Courtesy of MLusk of Weather Records

The Opposite of Neurotic Sublimation : Ok Oh and Nondisambiguated Casuistry

He wakes, consciousness flooding like a beaten egg filling the cracks between spinach.  But it isn't consciousness really.  He was just conscious in his dream.  But that consciousness, that newly old consciousness is being covered up by this new goop.  He tries hard to hold on to the old.  He wants to remember what it felt like to be there, to remember it if only for the marginality of a trivial anecdote, the precise proceedings. Oh what a story this will be, he thinks.  He is not lucky.  His son has conveniently wandered into his room and started to crawl into bed with him. The fine-tuned process of retracing the steps disrupted and the egg is starting to bake, congealing into a gooey sediment.  This troubles him.  He doesn't have a deep store of anecdotes. For instance, he knows nearly no anecdotes about humorously troubling studies in probability and he knows very well that retelling an intelligently amusing anecdote makes the reteller seem intelligently amusing.  Retelling a dream is very different, but there is a mystery there everyone loves to indulge.  And mysterious is almost as good as intelligent.  Better sometimes.

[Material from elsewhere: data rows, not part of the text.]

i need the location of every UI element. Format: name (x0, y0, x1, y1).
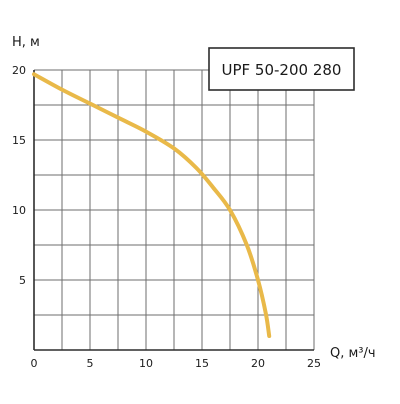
y-tick-label: 5 (19, 274, 26, 287)
x-axis-title: Q, м³/ч (330, 346, 376, 361)
series-layer (32, 72, 272, 338)
x-tick-label: 20 (251, 357, 265, 370)
y-axis-title: H, м (12, 35, 40, 50)
legend-frame (208, 47, 355, 91)
axis-layer (33, 70, 314, 351)
x-tick-label: 0 (31, 357, 38, 370)
x-tick-label: 5 (87, 357, 94, 370)
y-tick-label: 20 (12, 64, 26, 77)
x-tick-label: 15 (195, 357, 209, 370)
y-tick-label: 10 (12, 204, 26, 217)
axis-titles: H, м Q, м³/ч (12, 35, 376, 361)
series-line (32, 72, 272, 338)
legend-box: UPF 50-200 280 (208, 47, 355, 91)
x-tick-label: 10 (139, 357, 153, 370)
grid-layer (34, 69, 315, 350)
y-tick-label: 15 (12, 134, 26, 147)
tick-labels: 0 5 10 15 20 25 5 10 15 20 (12, 64, 321, 370)
legend-label: UPF 50-200 280 (222, 61, 342, 79)
x-tick-label: 25 (307, 357, 321, 370)
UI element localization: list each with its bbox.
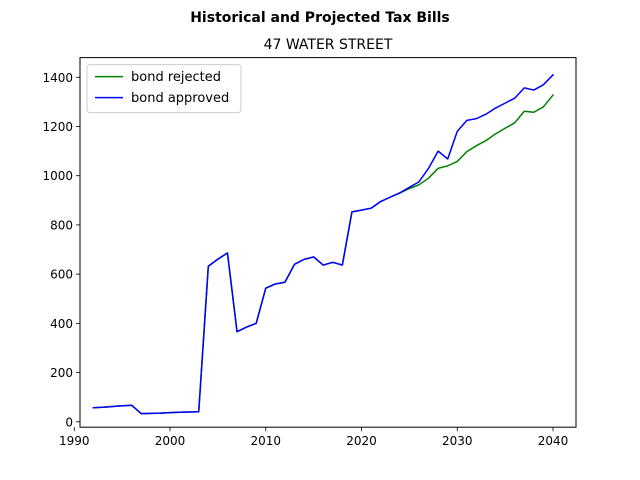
chart-suptitle: Historical and Projected Tax Bills [190, 10, 450, 26]
x-tick-label: 2040 [538, 434, 569, 448]
legend-box [86, 64, 242, 114]
y-tick-label: 1400 [42, 71, 73, 85]
y-tick-label: 200 [50, 366, 73, 380]
y-tick-label: 800 [50, 218, 73, 232]
x-tick-label: 1990 [59, 434, 90, 448]
x-tick-label: 2010 [250, 434, 281, 448]
x-tick-label: 2030 [442, 434, 473, 448]
y-tick-label: 600 [50, 268, 73, 282]
x-tick-label: 2020 [346, 434, 377, 448]
series-line-bond-approved [92, 73, 555, 415]
chart-title: 47 WATER STREET [264, 37, 393, 53]
legend-label: bond approved [131, 91, 229, 106]
legend: bond rejected bond approved [86, 64, 242, 114]
y-tick-label: 400 [50, 317, 73, 331]
legend-label: bond rejected [131, 70, 221, 85]
y-tick-label: 1000 [42, 169, 73, 183]
y-tick-label: 0 [65, 415, 73, 429]
y-tick-label: 1200 [42, 120, 73, 134]
plot-area: 1990 2000 2010 2020 2030 2040 0 200 400 600 800 100… [42, 71, 568, 448]
axes-frame [79, 57, 577, 428]
x-tick-label: 2000 [155, 434, 186, 448]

He steps on the train.  He pulls a slender book out of his wife's bag.  He is surrounded by what he would describe as attractive women.  He reads his book, thinks of something, pulls out his notebook and jots down the something in nearly illegible script.  The train is bouncy, the illegible script is to be expected.  He thinks to himself that waking life is quite different from dreaming life, but is in fact quite similar to the process between waking up dreaming.  It seems to him, on that train, as he putters along during his day, a million things happen to him that he instantly forgets.  An overheard conversation, a smell, a look of reproach.  These things subject, in full waking breath, to that same foggy albumen of the previous morning.

He looks down.  He cannot tell whether it is the name of the book or simply the chapter, but one of the pretty girls reads a page with a discreet header The American Way of Idiocy.